Wednesday, July 3, 2013

THESE FOUR DAYS

I sat down to write this piece about 3:30 pm here in the eastern time zone of the United States.  We're on Daylight time of course and while I was trying to think of material for what was a shortened and rather dull day in the markets it came to me that in the history of this country, these first four days in July play a role possibly often overlooked or unknown by many of our citizens and certainly by the rest of the world.  These four days are filled with enormous events and truly history shaping conclusions.  We all know about July 4, 1776, a day which we call Independence Day but for the new nation created by that proclamation signed in Philadelphia there would be no independence until the world's then-most powerful nation could be defeated on the battlefield as a result of a declaration of war so preposterous, so audacious that even a number of the signatories believed it doomed to failure.  As the poet put it, "You know the rest in the books you have read..."  Indeed we do, but it was not of tomorrow that I was thinking.

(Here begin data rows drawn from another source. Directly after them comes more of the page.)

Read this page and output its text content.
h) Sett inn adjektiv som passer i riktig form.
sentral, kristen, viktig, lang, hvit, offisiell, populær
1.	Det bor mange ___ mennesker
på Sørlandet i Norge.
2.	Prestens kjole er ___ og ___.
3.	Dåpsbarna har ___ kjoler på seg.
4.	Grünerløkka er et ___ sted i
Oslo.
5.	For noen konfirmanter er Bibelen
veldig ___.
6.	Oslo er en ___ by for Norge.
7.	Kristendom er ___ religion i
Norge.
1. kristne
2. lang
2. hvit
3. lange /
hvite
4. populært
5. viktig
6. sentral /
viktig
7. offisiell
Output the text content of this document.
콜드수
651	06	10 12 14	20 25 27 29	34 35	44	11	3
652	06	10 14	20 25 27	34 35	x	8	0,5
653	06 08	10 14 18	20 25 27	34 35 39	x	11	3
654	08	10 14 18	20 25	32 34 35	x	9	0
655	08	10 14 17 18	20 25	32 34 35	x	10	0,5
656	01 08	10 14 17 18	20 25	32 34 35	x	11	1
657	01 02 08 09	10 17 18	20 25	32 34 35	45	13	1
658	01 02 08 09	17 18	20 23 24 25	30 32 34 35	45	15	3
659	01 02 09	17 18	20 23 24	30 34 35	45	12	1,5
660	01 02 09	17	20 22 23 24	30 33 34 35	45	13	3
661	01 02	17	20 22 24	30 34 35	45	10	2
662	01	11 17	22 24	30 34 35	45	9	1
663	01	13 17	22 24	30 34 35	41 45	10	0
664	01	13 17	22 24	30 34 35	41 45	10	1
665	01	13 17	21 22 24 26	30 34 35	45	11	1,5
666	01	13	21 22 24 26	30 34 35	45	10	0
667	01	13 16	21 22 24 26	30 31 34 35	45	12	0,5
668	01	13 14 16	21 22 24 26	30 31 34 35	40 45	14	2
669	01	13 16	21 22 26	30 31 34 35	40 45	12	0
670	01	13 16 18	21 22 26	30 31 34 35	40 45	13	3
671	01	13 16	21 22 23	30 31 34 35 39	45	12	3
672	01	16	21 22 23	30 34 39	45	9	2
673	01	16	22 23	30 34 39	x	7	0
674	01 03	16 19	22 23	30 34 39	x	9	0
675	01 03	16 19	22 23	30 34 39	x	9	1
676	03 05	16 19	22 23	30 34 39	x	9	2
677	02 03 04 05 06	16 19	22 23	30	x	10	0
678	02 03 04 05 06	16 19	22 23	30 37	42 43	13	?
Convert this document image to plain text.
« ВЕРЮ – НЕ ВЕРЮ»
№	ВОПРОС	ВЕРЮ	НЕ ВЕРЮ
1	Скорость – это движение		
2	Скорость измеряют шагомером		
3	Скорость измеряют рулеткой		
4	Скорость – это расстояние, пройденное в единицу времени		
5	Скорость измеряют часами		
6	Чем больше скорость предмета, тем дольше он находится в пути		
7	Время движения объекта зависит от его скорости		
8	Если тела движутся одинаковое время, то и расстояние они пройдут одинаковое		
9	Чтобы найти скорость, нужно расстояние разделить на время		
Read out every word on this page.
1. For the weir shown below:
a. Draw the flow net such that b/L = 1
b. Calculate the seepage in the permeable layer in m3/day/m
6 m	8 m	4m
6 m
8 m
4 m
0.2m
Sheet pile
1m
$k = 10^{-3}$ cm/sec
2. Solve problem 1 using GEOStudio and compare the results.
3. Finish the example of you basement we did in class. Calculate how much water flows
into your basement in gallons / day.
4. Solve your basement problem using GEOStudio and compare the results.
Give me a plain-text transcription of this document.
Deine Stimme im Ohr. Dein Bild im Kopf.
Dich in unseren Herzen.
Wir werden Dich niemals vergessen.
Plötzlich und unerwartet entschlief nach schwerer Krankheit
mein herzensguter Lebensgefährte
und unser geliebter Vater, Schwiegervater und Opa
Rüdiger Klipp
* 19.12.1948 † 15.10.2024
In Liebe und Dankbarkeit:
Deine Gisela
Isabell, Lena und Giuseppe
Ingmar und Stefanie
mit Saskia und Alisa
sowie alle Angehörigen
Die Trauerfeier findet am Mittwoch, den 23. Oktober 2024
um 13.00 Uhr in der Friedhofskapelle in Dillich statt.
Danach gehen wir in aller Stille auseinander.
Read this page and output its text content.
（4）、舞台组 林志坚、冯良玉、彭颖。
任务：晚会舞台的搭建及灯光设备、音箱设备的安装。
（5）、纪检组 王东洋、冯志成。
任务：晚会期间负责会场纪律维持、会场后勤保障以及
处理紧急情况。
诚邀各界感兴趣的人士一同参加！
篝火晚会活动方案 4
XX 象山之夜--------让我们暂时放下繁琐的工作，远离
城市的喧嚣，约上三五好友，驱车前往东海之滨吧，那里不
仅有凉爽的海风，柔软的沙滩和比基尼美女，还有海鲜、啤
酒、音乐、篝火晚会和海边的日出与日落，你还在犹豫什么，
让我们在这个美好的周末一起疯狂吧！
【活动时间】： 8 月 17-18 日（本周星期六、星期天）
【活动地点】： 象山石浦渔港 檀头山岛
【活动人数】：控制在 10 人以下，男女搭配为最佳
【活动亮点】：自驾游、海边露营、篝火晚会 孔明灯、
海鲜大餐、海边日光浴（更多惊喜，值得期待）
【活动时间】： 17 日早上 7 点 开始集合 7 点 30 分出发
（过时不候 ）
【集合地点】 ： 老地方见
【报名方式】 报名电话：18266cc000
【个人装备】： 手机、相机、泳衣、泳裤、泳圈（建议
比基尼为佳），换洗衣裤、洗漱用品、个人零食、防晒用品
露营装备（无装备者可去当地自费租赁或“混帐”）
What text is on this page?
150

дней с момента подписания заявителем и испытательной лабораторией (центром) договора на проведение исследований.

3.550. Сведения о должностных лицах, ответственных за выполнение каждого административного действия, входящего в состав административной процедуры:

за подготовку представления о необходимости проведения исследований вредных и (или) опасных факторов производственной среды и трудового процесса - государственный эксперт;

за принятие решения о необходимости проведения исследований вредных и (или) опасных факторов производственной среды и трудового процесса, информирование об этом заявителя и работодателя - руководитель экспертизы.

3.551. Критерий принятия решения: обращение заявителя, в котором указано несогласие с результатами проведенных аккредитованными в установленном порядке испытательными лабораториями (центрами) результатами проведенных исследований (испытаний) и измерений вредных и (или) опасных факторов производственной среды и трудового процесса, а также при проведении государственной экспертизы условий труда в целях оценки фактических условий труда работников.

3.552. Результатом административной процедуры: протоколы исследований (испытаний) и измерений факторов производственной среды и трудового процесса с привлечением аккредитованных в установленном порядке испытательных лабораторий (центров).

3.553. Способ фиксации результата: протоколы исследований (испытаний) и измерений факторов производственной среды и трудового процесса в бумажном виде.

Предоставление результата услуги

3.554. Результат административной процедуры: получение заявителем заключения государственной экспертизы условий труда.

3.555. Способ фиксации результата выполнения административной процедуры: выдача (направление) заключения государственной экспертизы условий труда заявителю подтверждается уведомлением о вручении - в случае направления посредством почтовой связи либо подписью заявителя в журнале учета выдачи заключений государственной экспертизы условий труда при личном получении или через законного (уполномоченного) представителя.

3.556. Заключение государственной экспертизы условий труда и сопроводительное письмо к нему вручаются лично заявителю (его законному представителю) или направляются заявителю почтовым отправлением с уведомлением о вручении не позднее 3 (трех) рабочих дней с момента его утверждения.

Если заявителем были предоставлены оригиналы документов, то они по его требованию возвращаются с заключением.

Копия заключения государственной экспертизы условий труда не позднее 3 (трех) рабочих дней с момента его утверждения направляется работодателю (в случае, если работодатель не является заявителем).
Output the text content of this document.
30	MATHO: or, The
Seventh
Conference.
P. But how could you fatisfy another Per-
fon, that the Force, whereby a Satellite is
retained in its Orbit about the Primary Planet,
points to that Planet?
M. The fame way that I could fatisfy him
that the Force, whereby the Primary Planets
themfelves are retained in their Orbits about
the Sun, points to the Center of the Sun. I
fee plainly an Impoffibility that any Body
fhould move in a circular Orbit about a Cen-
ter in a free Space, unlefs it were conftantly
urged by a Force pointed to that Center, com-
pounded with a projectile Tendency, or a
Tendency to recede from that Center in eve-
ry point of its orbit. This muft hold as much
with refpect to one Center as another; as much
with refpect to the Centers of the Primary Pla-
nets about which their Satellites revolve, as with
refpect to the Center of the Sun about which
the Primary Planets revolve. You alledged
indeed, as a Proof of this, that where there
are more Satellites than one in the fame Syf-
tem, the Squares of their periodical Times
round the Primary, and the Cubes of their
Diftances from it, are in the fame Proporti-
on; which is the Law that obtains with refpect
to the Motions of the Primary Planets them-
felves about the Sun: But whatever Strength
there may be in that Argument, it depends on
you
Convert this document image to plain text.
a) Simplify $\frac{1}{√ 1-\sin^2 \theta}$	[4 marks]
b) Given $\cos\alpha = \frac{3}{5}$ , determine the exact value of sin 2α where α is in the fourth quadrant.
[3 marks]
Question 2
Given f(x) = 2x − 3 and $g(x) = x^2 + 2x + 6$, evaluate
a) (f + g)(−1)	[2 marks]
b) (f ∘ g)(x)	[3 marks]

3:30pm, but 150 years ago there was no Daylight time.  After two days of battle, at 2:30 local time nearly 15,000 men stepped out from a small stand of trees near a town in southern Pennsylvania of which no one had ever heard and into history.  They were mostly from Virginia and North Carolina with a few from Tennessee and Mississippi thrown in.  Pressed ranks, four deep and almost 2 miles wide heading for a little copse of trees 3/4 of a mile away across a wheat field and up a small hill; tough, veteran soldiers knowing the next 30 minutes would probably be their last on earth and yet prepared to give their lives for a cause--unjust though it might have been--and a way of life that like them could not possibly survive.

Those that somehow survived streamed back down that little rise to retreat and defeat.  The Civil War ended at 3:30pm on July 3, 1863 just south of a little town called Gettysburg but no one knew it.  We Americans kept on killing one another for almost another two years until 660,000 of us lay dead and within a week the greatest President in our history joined the carnage.  But we enjoyed, ...A new birth of freedom..." as he put it two months after the battle.  Let no one say we didn't pay the price for our freedom.

Have a frantic Fourth but at some point during the day, stop and think of those who preserved that dream all these years, and if you are so inclined a short prayer might be greatly appreciated.